Comme toutes les villes du Québec, Matane devra récupérer ses matières organiques d'ici 2020. La municipalité songe à les transformer par le biais de la biométhanisation.

En partenariat avec la MRC de la Matanie, la Ville lancera sous peu un appel d'offre pour étudier la faisabilité d'un projet en collaboration avec l'usine de pâtes et papiers Tembec.

L'usine transforme déjà sa propre matière organique à même ses installations grâce à la biométhanisation. Il s'agirait donc pour la Matanie d'acheminer ses matières putrescibles vers l'usine Tembec.

Le maire de Matane, Jérôme Landry, affirme que cette option devra être intéressante pour la ville, mais aussi pour la compagnie.

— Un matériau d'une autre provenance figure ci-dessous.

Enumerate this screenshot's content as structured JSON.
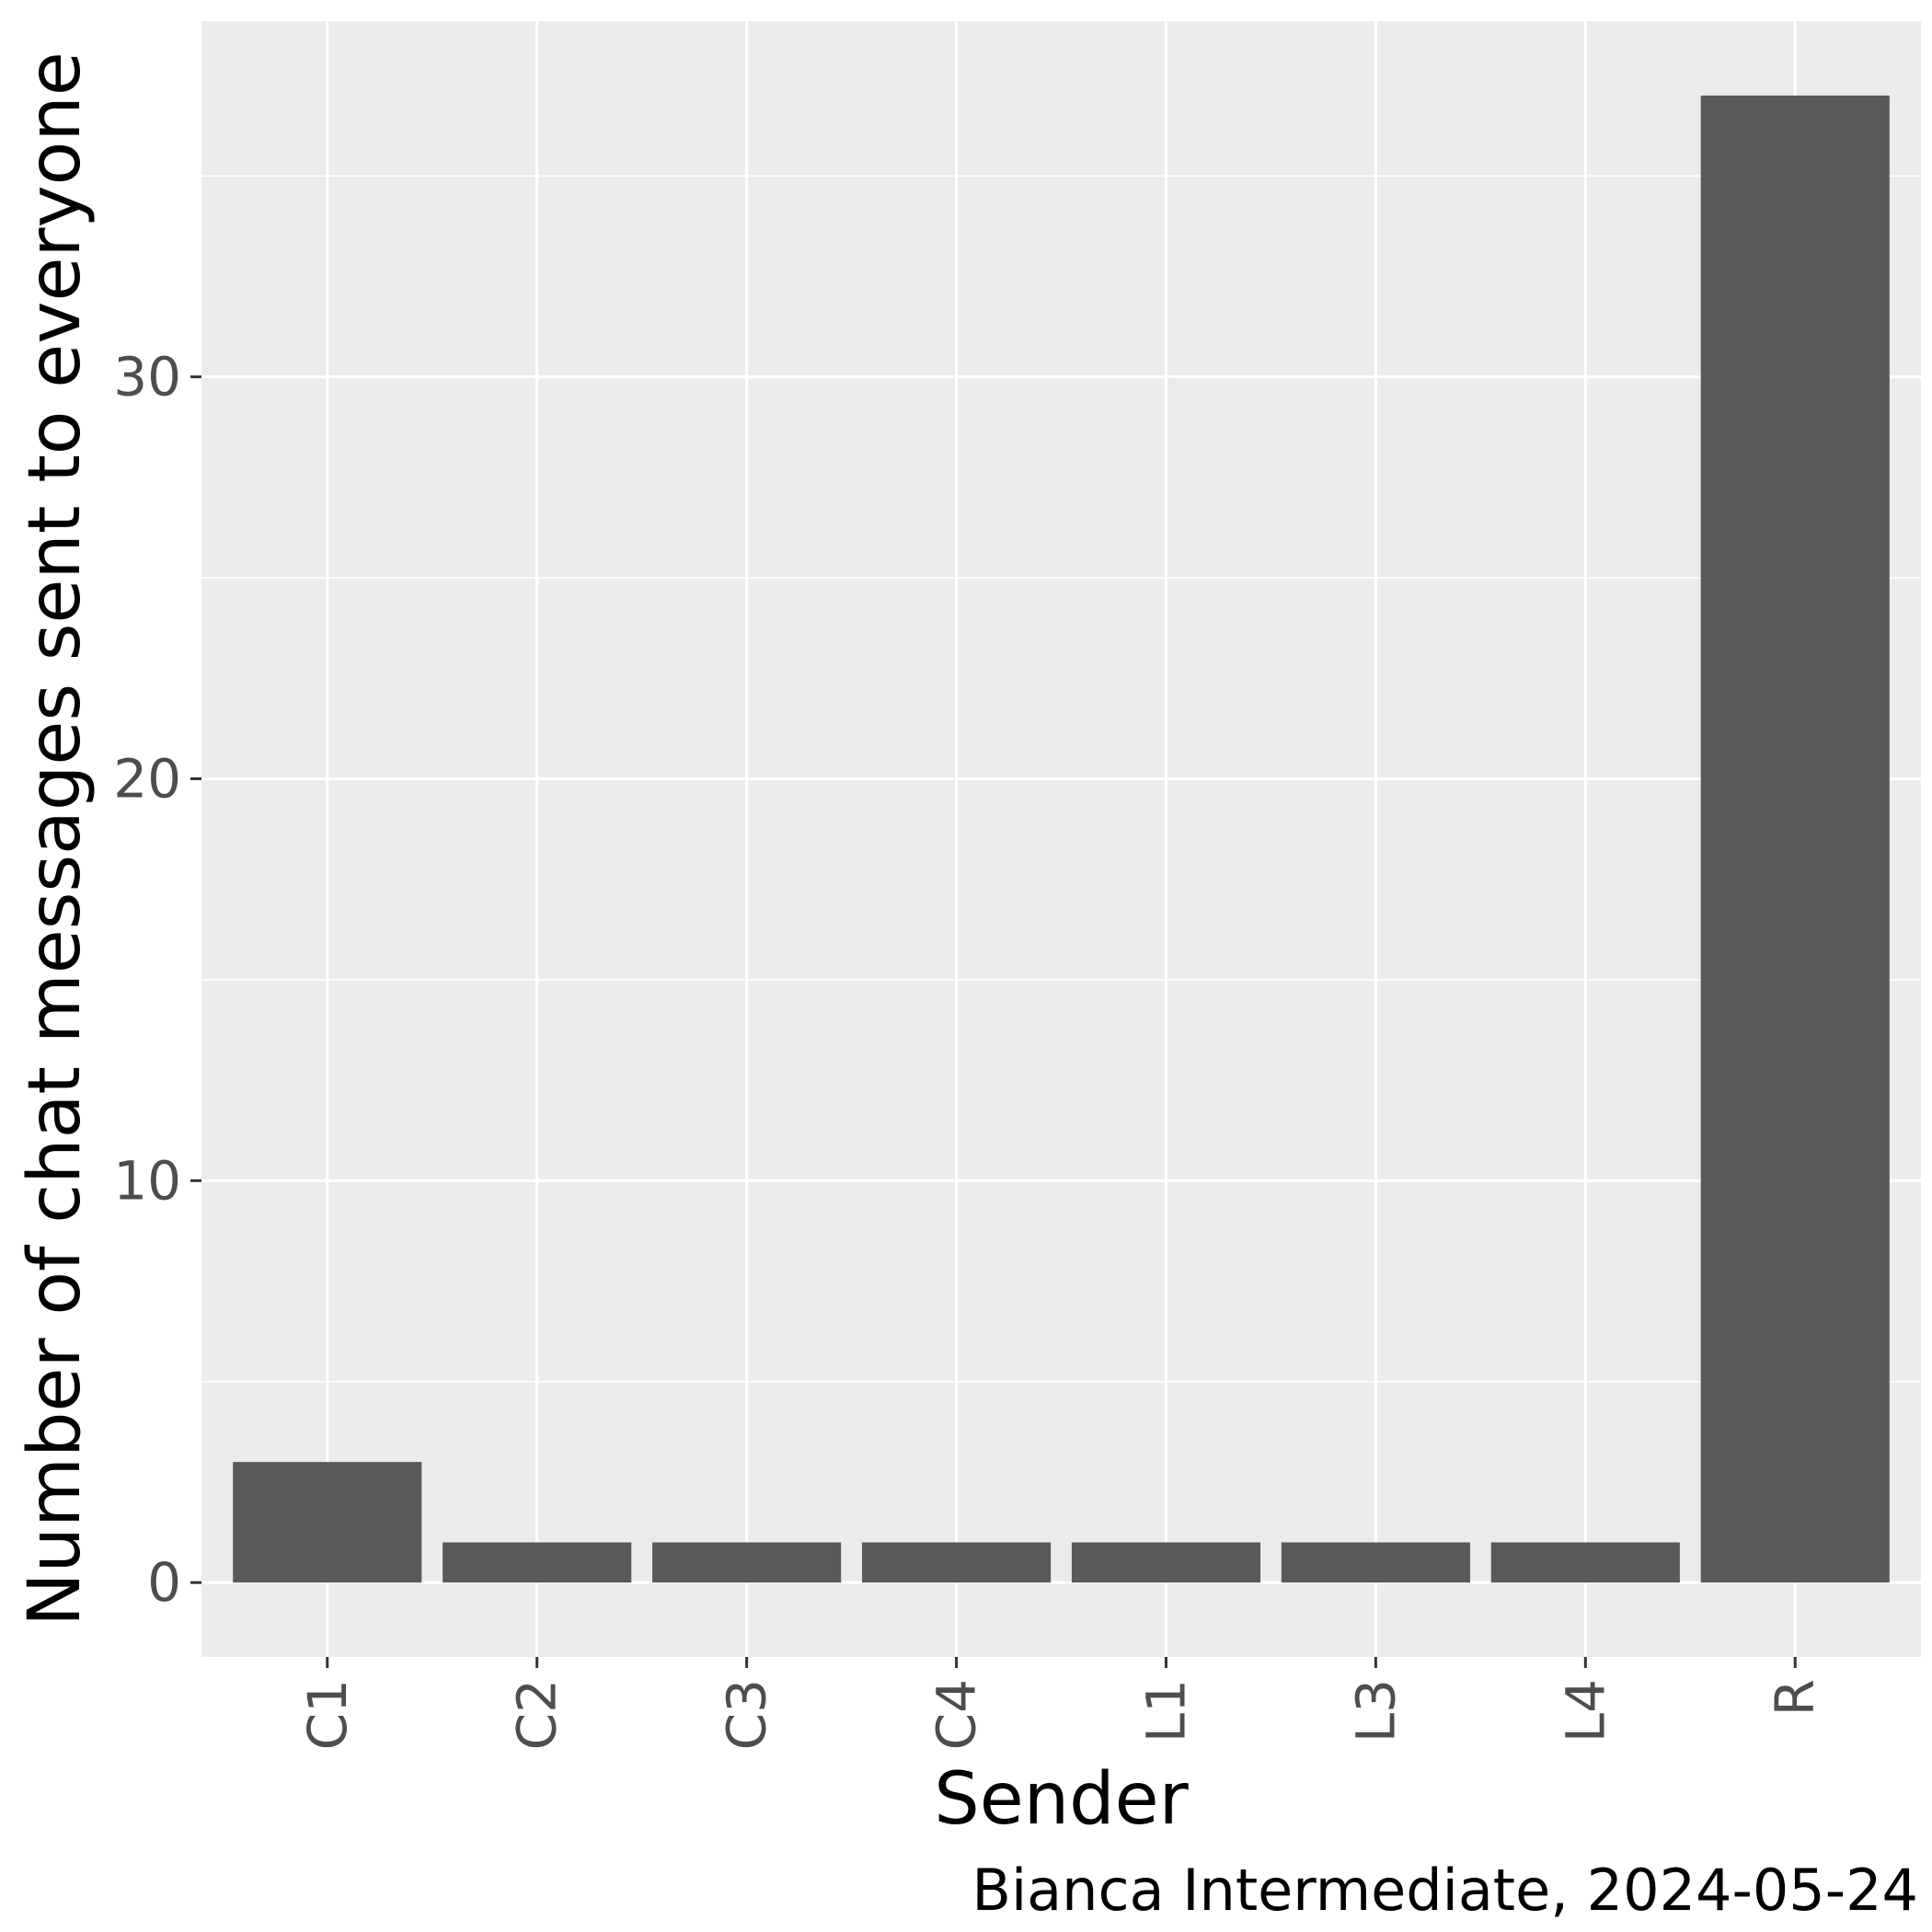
{
  "chart_data": {
    "type": "bar",
    "categories": [
      "C1",
      "C2",
      "C3",
      "C4",
      "L1",
      "L3",
      "L4",
      "R"
    ],
    "values": [
      3,
      1,
      1,
      1,
      1,
      1,
      1,
      37
    ],
    "xlabel": "Sender",
    "ylabel": "Number of chat messages sent to everyone",
    "caption": "Bianca Intermediate, 2024-05-24",
    "ylim": [
      -1.85,
      38.85
    ],
    "yticks": [
      {
        "value": 0,
        "label": "0"
      },
      {
        "value": 10,
        "label": "10"
      },
      {
        "value": 20,
        "label": "20"
      },
      {
        "value": 30,
        "label": "30"
      }
    ],
    "y_minor_gridlines": [
      5,
      15,
      25,
      35
    ],
    "grid": true,
    "x_tick_rotation": "vertical",
    "colors": {
      "panel_background": "#ebebeb",
      "gridline": "#ffffff",
      "bar_fill": "#595959",
      "tick_text": "#4d4d4d",
      "tick_mark": "#333333",
      "title_text": "#000000"
    }
  }
}
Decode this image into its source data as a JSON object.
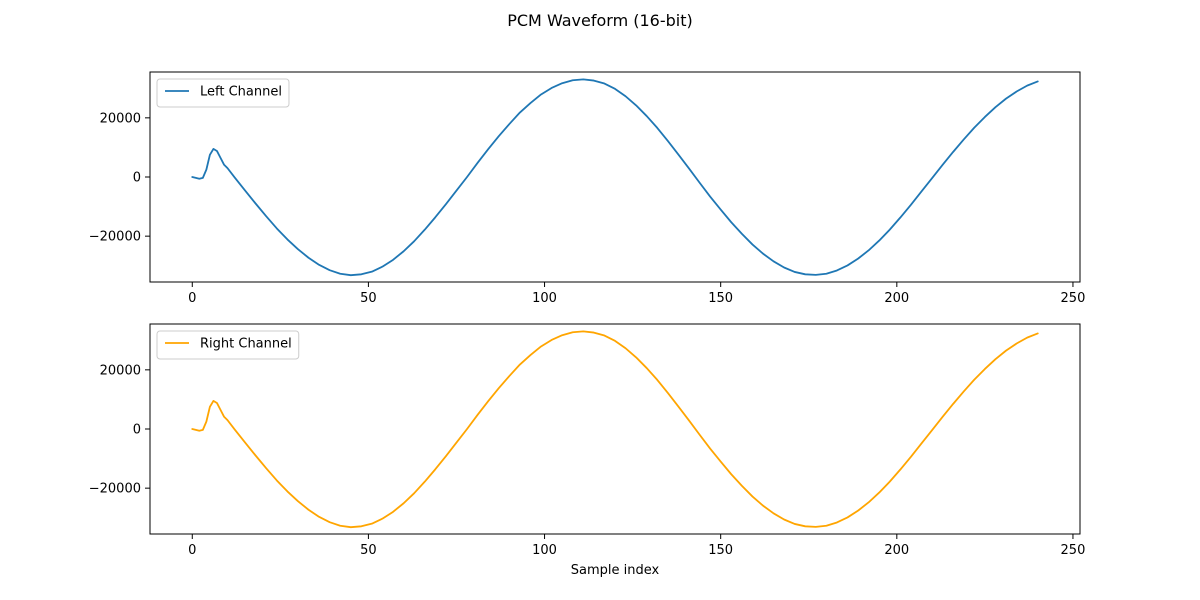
{
  "figure": {
    "suptitle": "PCM Waveform (16-bit)"
  },
  "chart_data": [
    {
      "type": "line",
      "title": "",
      "xlabel": "",
      "ylabel": "",
      "xlim": [
        -12,
        252
      ],
      "ylim": [
        -35500,
        35500
      ],
      "xticks": [
        0,
        50,
        100,
        150,
        200,
        250
      ],
      "yticks": [
        -20000,
        0,
        20000
      ],
      "grid": false,
      "legend_position": "upper-left",
      "series": [
        {
          "name": "Left Channel",
          "color": "#1f77b4",
          "x": [
            0,
            1,
            2,
            3,
            4,
            5,
            6,
            7,
            8,
            9,
            10,
            12,
            15,
            18,
            21,
            24,
            27,
            30,
            33,
            36,
            39,
            42,
            45,
            48,
            51,
            54,
            57,
            60,
            63,
            66,
            69,
            72,
            75,
            78,
            81,
            84,
            87,
            90,
            93,
            96,
            99,
            102,
            105,
            108,
            111,
            114,
            117,
            120,
            123,
            126,
            129,
            132,
            135,
            138,
            141,
            144,
            147,
            150,
            153,
            156,
            159,
            162,
            165,
            168,
            171,
            174,
            177,
            180,
            183,
            186,
            189,
            192,
            195,
            198,
            201,
            204,
            207,
            210,
            213,
            216,
            219,
            222,
            225,
            228,
            231,
            234,
            237,
            240
          ],
          "y": [
            0,
            -300,
            -600,
            -300,
            2500,
            7500,
            9500,
            8800,
            6500,
            4200,
            3000,
            -100,
            -4600,
            -9000,
            -13300,
            -17400,
            -21100,
            -24400,
            -27300,
            -29700,
            -31500,
            -32700,
            -33200,
            -32900,
            -32000,
            -30300,
            -28000,
            -25100,
            -21700,
            -17800,
            -13600,
            -9200,
            -4600,
            0,
            4800,
            9400,
            13800,
            17900,
            21800,
            25000,
            27900,
            30100,
            31700,
            32700,
            33000,
            32600,
            31600,
            29800,
            27300,
            24200,
            20600,
            16600,
            12200,
            7600,
            2900,
            -1900,
            -6600,
            -11000,
            -15300,
            -19200,
            -22800,
            -25900,
            -28500,
            -30600,
            -32100,
            -32900,
            -33100,
            -32700,
            -31600,
            -29900,
            -27600,
            -24800,
            -21500,
            -17800,
            -13700,
            -9400,
            -4900,
            -400,
            4100,
            8500,
            12700,
            16700,
            20300,
            23600,
            26500,
            28900,
            30900,
            32300
          ]
        }
      ]
    },
    {
      "type": "line",
      "title": "",
      "xlabel": "Sample index",
      "ylabel": "",
      "xlim": [
        -12,
        252
      ],
      "ylim": [
        -35500,
        35500
      ],
      "xticks": [
        0,
        50,
        100,
        150,
        200,
        250
      ],
      "yticks": [
        -20000,
        0,
        20000
      ],
      "grid": false,
      "legend_position": "upper-left",
      "series": [
        {
          "name": "Right Channel",
          "color": "#ffa500",
          "x": [
            0,
            1,
            2,
            3,
            4,
            5,
            6,
            7,
            8,
            9,
            10,
            12,
            15,
            18,
            21,
            24,
            27,
            30,
            33,
            36,
            39,
            42,
            45,
            48,
            51,
            54,
            57,
            60,
            63,
            66,
            69,
            72,
            75,
            78,
            81,
            84,
            87,
            90,
            93,
            96,
            99,
            102,
            105,
            108,
            111,
            114,
            117,
            120,
            123,
            126,
            129,
            132,
            135,
            138,
            141,
            144,
            147,
            150,
            153,
            156,
            159,
            162,
            165,
            168,
            171,
            174,
            177,
            180,
            183,
            186,
            189,
            192,
            195,
            198,
            201,
            204,
            207,
            210,
            213,
            216,
            219,
            222,
            225,
            228,
            231,
            234,
            237,
            240
          ],
          "y": [
            0,
            -300,
            -600,
            -300,
            2500,
            7500,
            9500,
            8800,
            6500,
            4200,
            3000,
            -100,
            -4600,
            -9000,
            -13300,
            -17400,
            -21100,
            -24400,
            -27300,
            -29700,
            -31500,
            -32700,
            -33200,
            -32900,
            -32000,
            -30300,
            -28000,
            -25100,
            -21700,
            -17800,
            -13600,
            -9200,
            -4600,
            0,
            4800,
            9400,
            13800,
            17900,
            21800,
            25000,
            27900,
            30100,
            31700,
            32700,
            33000,
            32600,
            31600,
            29800,
            27300,
            24200,
            20600,
            16600,
            12200,
            7600,
            2900,
            -1900,
            -6600,
            -11000,
            -15300,
            -19200,
            -22800,
            -25900,
            -28500,
            -30600,
            -32100,
            -32900,
            -33100,
            -32700,
            -31600,
            -29900,
            -27600,
            -24800,
            -21500,
            -17800,
            -13700,
            -9400,
            -4900,
            -400,
            4100,
            8500,
            12700,
            16700,
            20300,
            23600,
            26500,
            28900,
            30900,
            32300
          ]
        }
      ]
    }
  ]
}
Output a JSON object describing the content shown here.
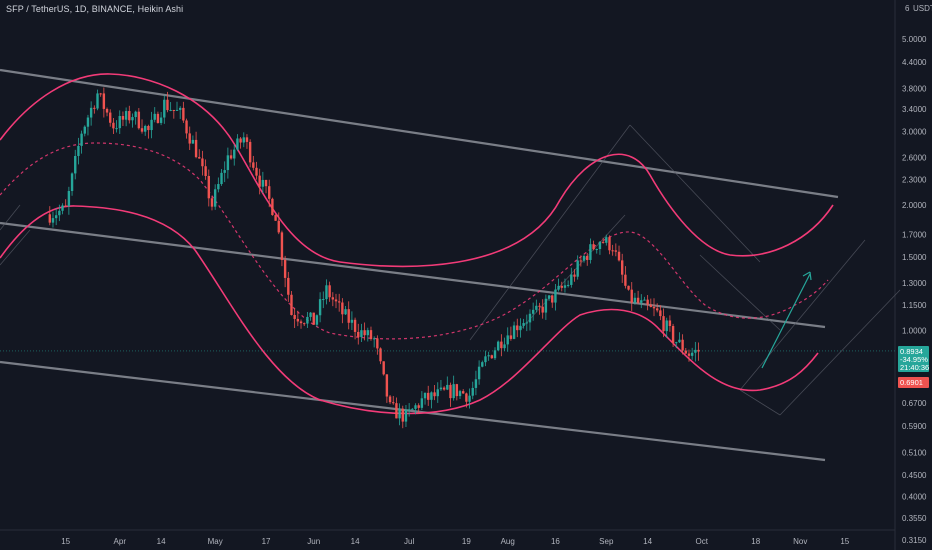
{
  "header": {
    "title": "SFP / TetherUS, 1D, BINANCE, Heikin Ashi"
  },
  "price_axis": {
    "currency": "USDT",
    "top_label": "6",
    "ticks": [
      "5.0000",
      "4.4000",
      "3.8000",
      "3.4000",
      "3.0000",
      "2.6000",
      "2.3000",
      "2.0000",
      "1.7000",
      "1.5000",
      "1.3000",
      "1.1500",
      "1.0000",
      "0.6700",
      "0.5900",
      "0.5100",
      "0.4500",
      "0.4000",
      "0.3550",
      "0.3150"
    ],
    "current_price": "0.8934",
    "change_pct": "-34.95%",
    "countdown": "21:40:36",
    "secondary_price": "0.6901"
  },
  "time_axis": {
    "ticks": [
      "15",
      "Apr",
      "14",
      "May",
      "17",
      "Jun",
      "14",
      "Jul",
      "19",
      "Aug",
      "16",
      "Sep",
      "14",
      "Oct",
      "18",
      "Nov",
      "15"
    ]
  },
  "colors": {
    "background": "#131722",
    "up": "#26a69a",
    "down": "#ef5350",
    "envelope": "#f23b78",
    "channel": "#9598a1",
    "arrow": "#26a69a",
    "price_badge": "#26a69a",
    "secondary_badge": "#ef5350",
    "text": "#b2b5be"
  },
  "chart_data": {
    "type": "candlestick",
    "log_scale": true,
    "y_range": [
      0.3,
      6
    ],
    "x_range": [
      "2021-03-08",
      "2021-11-20"
    ],
    "series": [
      {
        "values": [
          [
            "2021-03-10",
            1.9
          ],
          [
            "2021-03-15",
            1.95
          ],
          [
            "2021-03-20",
            3.0
          ],
          [
            "2021-03-25",
            3.7
          ],
          [
            "2021-03-30",
            3.1
          ],
          [
            "2021-04-05",
            3.3
          ],
          [
            "2021-04-10",
            3.0
          ],
          [
            "2021-04-15",
            3.5
          ],
          [
            "2021-04-20",
            3.3
          ],
          [
            "2021-04-25",
            2.7
          ],
          [
            "2021-04-30",
            2.0
          ],
          [
            "2021-05-05",
            2.6
          ],
          [
            "2021-05-10",
            2.9
          ],
          [
            "2021-05-15",
            2.3
          ],
          [
            "2021-05-20",
            1.9
          ],
          [
            "2021-05-25",
            1.1
          ],
          [
            "2021-06-01",
            1.05
          ],
          [
            "2021-06-05",
            1.25
          ],
          [
            "2021-06-10",
            1.1
          ],
          [
            "2021-06-15",
            1.0
          ],
          [
            "2021-06-20",
            0.95
          ],
          [
            "2021-06-25",
            0.65
          ],
          [
            "2021-06-30",
            0.62
          ],
          [
            "2021-07-05",
            0.68
          ],
          [
            "2021-07-10",
            0.7
          ],
          [
            "2021-07-15",
            0.72
          ],
          [
            "2021-07-20",
            0.7
          ],
          [
            "2021-07-25",
            0.85
          ],
          [
            "2021-07-30",
            0.95
          ],
          [
            "2021-08-05",
            1.05
          ],
          [
            "2021-08-10",
            1.1
          ],
          [
            "2021-08-15",
            1.2
          ],
          [
            "2021-08-20",
            1.3
          ],
          [
            "2021-08-25",
            1.5
          ],
          [
            "2021-08-30",
            1.65
          ],
          [
            "2021-09-03",
            1.6
          ],
          [
            "2021-09-08",
            1.2
          ],
          [
            "2021-09-12",
            1.15
          ],
          [
            "2021-09-17",
            1.1
          ],
          [
            "2021-09-22",
            0.96
          ],
          [
            "2021-09-27",
            0.88
          ],
          [
            "2021-09-30",
            0.8934
          ]
        ]
      }
    ]
  }
}
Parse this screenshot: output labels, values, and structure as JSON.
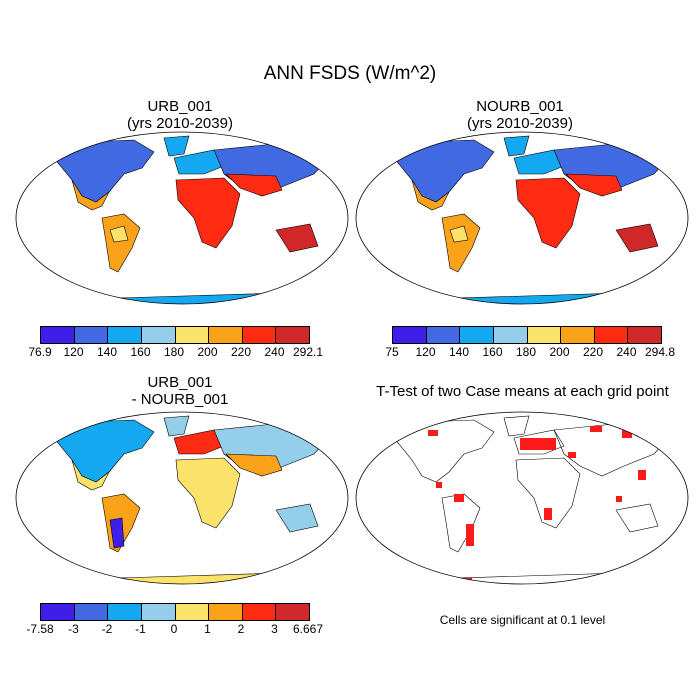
{
  "title": "ANN FSDS (W/m^2)",
  "panels": {
    "urb": {
      "title_line1": "URB_001",
      "title_line2": "(yrs 2010-2039)"
    },
    "nourb": {
      "title_line1": "NOURB_001",
      "title_line2": "(yrs 2010-2039)"
    },
    "diff": {
      "title_line1": "URB_001",
      "title_line2": "- NOURB_001"
    },
    "ttest": {
      "title": "T-Test of two Case means at each grid point",
      "note": "Cells are significant at 0.1 level",
      "sig_color": "#ff1a1a"
    }
  },
  "colorbars": {
    "urb": {
      "colors": [
        "#3f1fe8",
        "#4169e1",
        "#13a8ef",
        "#94ceeb",
        "#fbe26a",
        "#fba21b",
        "#ff2a12",
        "#d02828"
      ],
      "labels": [
        "76.9",
        "120",
        "140",
        "160",
        "180",
        "200",
        "220",
        "240",
        "292.1"
      ]
    },
    "nourb": {
      "colors": [
        "#3f1fe8",
        "#4169e1",
        "#13a8ef",
        "#94ceeb",
        "#fbe26a",
        "#fba21b",
        "#ff2a12",
        "#d02828"
      ],
      "labels": [
        "75",
        "120",
        "140",
        "160",
        "180",
        "200",
        "220",
        "240",
        "294.8"
      ]
    },
    "diff": {
      "colors": [
        "#3f1fe8",
        "#4169e1",
        "#13a8ef",
        "#94ceeb",
        "#fbe26a",
        "#fba21b",
        "#ff2a12",
        "#d02828"
      ],
      "labels": [
        "-7.58",
        "-3",
        "-2",
        "-1",
        "0",
        "1",
        "2",
        "3",
        "6.667"
      ]
    }
  }
}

Avec l'étude, on va vérifier : est-ce qu'on a un gain au niveau environnemental avec cette approche-là? Au niveau aussi économique : est-ce que c'est intéressant pour les citoyens de Matane?

Jérôme Landry, maire de Matane

La Ville a essuyé plusieurs échecs dans ce dossier dans les dernières années. L'idée de la biothémanisation remonte d'ailleurs à 2015, mais l'étude de faisabilité y amène un caractère plus concret. Les résultats devraient être compilés pour le mois d'août.

Trop longs délais

Même si le projet de récupération semble progresser, certains citoyens estiment que c'est trop long.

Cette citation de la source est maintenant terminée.